Mistérios da Semana – 17 a 22 de Janeiro
Mistérios da Semana encobrimentos governamentais, experimentos secretos, fenómenos inexplicáveis, investigações misteriosas, Mistérios, mistérios do mundo, noticiasMistério 1 – O Sinal “WOW!” que nunca mais falou
Em agosto de 1977, um radiotelescópio da Universidade de Ohio captou um sinal de rádio extremamente forte e anómalo, vindo da constelação de Sagitário. Durou 72 segundos. Não voltou a repetir-se.
O astrónomo Jerry Ehman escreveu “WOW!” à mão na impressão dos dados, e assim ficou conhecido. O sinal tinha todas as características de uma origem não natural, mas nunca foi possível confirmá-lo como comunicação inteligente.
Décadas depois, continuamos com a mesma resposta oficial: silêncio. Nenhuma explicação definitiva. Nenhuma repetição. Um único aceno no escuro cósmico… ou apenas um erro estatisticamente perfeito.
Mistério 2 – O Homem de Somerton
Em 1948, um homem foi encontrado morto numa praia em Adelaide, Austrália. Sem documentos, sem sinais claros de violência, sem causa de morte conclusiva.
No bolso do fato estava um pedaço de papel com duas palavras em persa: Tamám Shud (“terminado”). As palavras tinham sido arrancadas de um livro raro encontrado mais tarde num carro abandonado.
Durante décadas, ninguém soube quem ele era. Espião? Mensageiro? Alguém que não devia existir nos registos? Mesmo após análises modernas de ADN, a história continua cheia de buracos. Um corpo real com uma identidade que se recusa a ser completa.

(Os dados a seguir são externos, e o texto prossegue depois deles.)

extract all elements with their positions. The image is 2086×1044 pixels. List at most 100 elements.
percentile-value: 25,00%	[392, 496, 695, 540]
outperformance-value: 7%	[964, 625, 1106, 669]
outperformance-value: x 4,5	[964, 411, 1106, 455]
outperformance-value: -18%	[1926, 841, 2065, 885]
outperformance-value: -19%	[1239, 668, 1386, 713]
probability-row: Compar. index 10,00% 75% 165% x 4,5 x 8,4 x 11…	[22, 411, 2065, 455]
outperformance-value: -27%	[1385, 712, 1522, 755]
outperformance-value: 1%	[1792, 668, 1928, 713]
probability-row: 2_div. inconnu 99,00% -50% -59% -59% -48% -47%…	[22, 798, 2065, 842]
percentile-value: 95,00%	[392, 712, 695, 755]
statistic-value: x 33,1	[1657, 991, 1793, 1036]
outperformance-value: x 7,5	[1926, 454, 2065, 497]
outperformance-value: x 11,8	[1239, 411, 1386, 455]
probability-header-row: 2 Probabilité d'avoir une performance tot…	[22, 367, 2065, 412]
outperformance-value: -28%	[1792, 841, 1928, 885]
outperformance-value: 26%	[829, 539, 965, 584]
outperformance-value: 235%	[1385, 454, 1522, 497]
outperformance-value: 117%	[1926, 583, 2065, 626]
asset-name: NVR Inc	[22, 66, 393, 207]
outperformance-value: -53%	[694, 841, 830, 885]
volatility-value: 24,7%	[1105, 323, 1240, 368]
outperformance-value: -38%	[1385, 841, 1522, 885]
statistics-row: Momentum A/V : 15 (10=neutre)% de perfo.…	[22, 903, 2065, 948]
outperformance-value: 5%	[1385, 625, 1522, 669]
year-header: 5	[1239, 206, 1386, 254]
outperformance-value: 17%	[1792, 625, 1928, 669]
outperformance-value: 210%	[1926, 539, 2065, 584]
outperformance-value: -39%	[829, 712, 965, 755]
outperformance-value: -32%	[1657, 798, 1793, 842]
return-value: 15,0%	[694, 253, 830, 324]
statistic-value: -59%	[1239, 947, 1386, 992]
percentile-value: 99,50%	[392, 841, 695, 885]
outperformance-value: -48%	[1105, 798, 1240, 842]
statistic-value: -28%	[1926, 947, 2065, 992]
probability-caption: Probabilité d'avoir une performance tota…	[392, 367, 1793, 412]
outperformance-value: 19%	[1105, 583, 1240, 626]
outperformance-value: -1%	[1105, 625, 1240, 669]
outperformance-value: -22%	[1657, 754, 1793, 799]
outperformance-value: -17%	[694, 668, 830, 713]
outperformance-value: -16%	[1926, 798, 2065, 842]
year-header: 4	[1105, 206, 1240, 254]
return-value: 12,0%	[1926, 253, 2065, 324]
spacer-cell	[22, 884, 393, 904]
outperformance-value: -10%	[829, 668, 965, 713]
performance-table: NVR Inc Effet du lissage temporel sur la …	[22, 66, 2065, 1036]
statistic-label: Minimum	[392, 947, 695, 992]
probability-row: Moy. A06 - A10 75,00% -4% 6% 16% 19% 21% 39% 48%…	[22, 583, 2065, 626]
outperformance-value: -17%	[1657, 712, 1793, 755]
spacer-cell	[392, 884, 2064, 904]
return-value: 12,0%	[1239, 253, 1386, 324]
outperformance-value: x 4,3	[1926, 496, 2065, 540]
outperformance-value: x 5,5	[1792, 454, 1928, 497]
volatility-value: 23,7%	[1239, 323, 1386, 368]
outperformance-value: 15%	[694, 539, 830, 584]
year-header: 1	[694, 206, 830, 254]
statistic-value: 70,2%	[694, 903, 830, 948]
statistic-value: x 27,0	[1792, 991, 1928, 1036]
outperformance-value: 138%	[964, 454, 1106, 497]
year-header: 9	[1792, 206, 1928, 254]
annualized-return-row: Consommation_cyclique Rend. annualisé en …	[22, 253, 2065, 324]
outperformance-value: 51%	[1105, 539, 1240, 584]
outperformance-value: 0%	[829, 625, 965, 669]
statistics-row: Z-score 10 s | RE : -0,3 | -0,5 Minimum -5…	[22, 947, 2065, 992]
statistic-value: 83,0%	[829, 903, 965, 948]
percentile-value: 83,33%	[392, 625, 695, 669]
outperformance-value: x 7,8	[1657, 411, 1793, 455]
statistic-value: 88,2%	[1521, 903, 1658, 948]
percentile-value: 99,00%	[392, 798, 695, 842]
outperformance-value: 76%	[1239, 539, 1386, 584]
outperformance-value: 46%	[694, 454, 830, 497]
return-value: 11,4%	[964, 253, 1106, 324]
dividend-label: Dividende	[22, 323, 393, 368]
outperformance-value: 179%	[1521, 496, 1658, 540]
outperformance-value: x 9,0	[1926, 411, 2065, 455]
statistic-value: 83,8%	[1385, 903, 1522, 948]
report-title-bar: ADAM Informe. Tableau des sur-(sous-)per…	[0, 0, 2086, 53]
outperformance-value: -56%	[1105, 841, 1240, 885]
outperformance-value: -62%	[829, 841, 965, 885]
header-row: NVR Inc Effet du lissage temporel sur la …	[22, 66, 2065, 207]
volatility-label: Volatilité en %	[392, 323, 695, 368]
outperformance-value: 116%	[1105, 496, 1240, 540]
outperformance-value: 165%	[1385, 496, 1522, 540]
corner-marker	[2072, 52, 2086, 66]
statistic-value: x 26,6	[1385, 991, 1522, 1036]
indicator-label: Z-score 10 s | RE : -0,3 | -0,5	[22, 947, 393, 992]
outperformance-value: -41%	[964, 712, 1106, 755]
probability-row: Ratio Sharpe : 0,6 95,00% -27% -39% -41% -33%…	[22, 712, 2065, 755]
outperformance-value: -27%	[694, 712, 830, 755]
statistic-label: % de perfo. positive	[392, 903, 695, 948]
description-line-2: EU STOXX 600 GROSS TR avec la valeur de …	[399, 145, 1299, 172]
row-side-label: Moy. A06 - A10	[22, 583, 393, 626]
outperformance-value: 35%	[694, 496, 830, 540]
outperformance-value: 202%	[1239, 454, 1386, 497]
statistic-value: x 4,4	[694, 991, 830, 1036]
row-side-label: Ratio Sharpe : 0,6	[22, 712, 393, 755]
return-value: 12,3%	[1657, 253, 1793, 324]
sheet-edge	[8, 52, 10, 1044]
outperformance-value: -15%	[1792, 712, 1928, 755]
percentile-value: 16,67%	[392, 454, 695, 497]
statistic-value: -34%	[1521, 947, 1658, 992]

Mistério 3 – As Luzes de Hessdalen
No vale de Hessdalen, na Noruega, luzes estranhas aparecem no céu desde os anos 80. Flutuam, mudam de cor, aceleram e param no ar sem som.
Foram estudadas por cientistas, militares e universidades. Há medições, radares, fotografias e vídeos. Nada conclusivo.
As explicações variam entre plasma atmosférico e fenómenos geológicos raros. O problema é simples: nenhuma teoria explica todos os comportamentos observados. O fenómeno continua ativo. Regular. Observável. E ainda assim, oficialmente “não compreendido”.
Anomalia Final – O Tempo que não bate certo
Relatos de pessoas que perdem minutos ou horas inteiras continuam a surgir em todo o mundo. Caminhadas curtas que duram horas. Viagens normais com relógios dessincronizados. Pessoas que chegam a casa com chamadas registadas que juram não ter feito.
Não é paranormal no sentido clássico. Não há fantasmas, nem luzes no céu. Apenas tempo a comportar-se… mal.
Falhas de percepção? Stress? Microssomos? Talvez. Mas quando os relógios, os dados digitais e as testemunhas não concordam entre si, sobra uma hipótese desconfortável: o tempo não é tão estável quanto gostamos de fingir.